Taste of the Caribbean: Angela Lee Finds Comfort in Cheese & Bread
Editor’s Note: Cheese & Bread was an integral part of my daily life growing up in St. Croix, and not just because it provided quick, easy and affordable nurishment. The name Cheese & Bread actually carries a double-meaning in many parts of the English-speaking Caribbean. Say it plainly, and people know you’re talking about food. Say it in frustration, and people may think you’re cursing. For example: “Why is the airfare to St. Croix always so expensive? Cheese & Bread, I’ll never get home!” See how easily Cheese & Bread can substitute for “damn” and other curse words? This was an important side benefit giving us kids a way to express some angst without getting in trouble. As for the food, Cheese & Bread remains a snack worth discovering on your next trip to the Caribbean. Here, UC reader Angela Lee, shares her experience doing just that on two recent trips to St. Lucia.
When I think of comfort food here in the States, one of the first things I envision is grilled cheese. Nothing fancy, just bread and cheese. After traveling to St. Lucia, I learned that something so common in the States is also a big part of everyday local cuisine in the Caribbean, albeit with a twist, or in the case of St. Lucia, a handle.
I’m talking about Creole bread, which in St. Lucia is about as local as you can get.
The first time I tried it was when I stopped in at Springs Bakery (pictured above) as part of a shore excursion during a Carnival cruise in June 2010. It was my first time in St.
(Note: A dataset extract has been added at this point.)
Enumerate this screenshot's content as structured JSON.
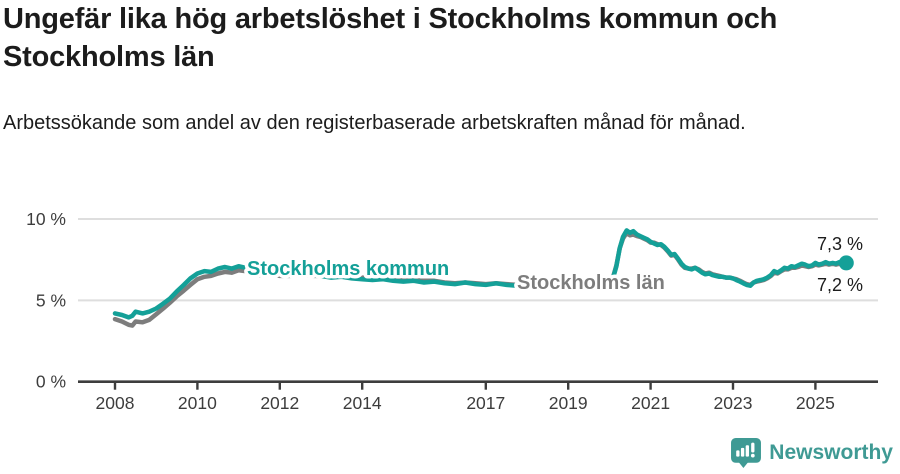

Lucia and I was surprised to discover that the island’s most popular bakery is really just a humble private home. The steaming hot bread came in a brown lunch bag; basic and simple like island life and the grilled cheese so familiar to my stateside sensibilities.
Upon first laying eyes on it, I thought Creole bread looked more like a drumstick. I remember thinking, how handy (no pun intended), bread with a built in handle for convenience! The smaller loaves didn’t come with the nifty handle, but they were equally tasty just the same.
Creole bread is crispy on the outside, and doughy on the inside. The interior texture was a bit like a cross between the perfect New York bagel mixed with a touch of biscuit (I’m a New Yorker with a big heart for bagels). It’s absolutely delicious on its own, but I soon learned that Creole bread can be even better when enjoyed the traditional way, with some thick slices of cheddar cheese. People also like using guava paste, but that is another topic on its own.
On my second trip to St. Lucia in January 2011, I was determined to find more Creole bread, but this time I was staying at the Bay Gardens Inn in Rodney Bay resort area, which is rather far from Springs Bakery. Staff at my hotel were doubtful I’d find some, but I was determined and hungry. So, to end my post, here are a few tips, inspired by Uncommon Caribbean, on how to find your way to the best Creole bread in the Rodney Bay area .
First, walk to the nearest major road, flag down a van with a green “M” license plate (this is the local bus in St. Lucia that is the only way to travel efficiently and cost effectively), and take it to Gros Islet, which is the nearest town.
Next, ask the locals hanging out on the corner where to get Creole bread. Make sure you emphasize “local Creole bread” and not just any bread. If they answer with something like “It’s just up da’ way, right past the gap” (local speak for major intersection), then you’re on the right path.
The place I found using this method had no name. It was just a simple hut at the main gap somewhere between Rodney Bay and Gros Islet. If you go, you’ll know it by the endless stream of locals walking out with steaming brown paper bags filled with baked goodies, and, perhaps, a Fruta juice to wash it down.
The Creole bread there wasn’t quite the caliber of Springs’, but it was special in its own unique way, no doubt made more so by the experience of finding it, and the comfort it provided me on the journey back to my hotel.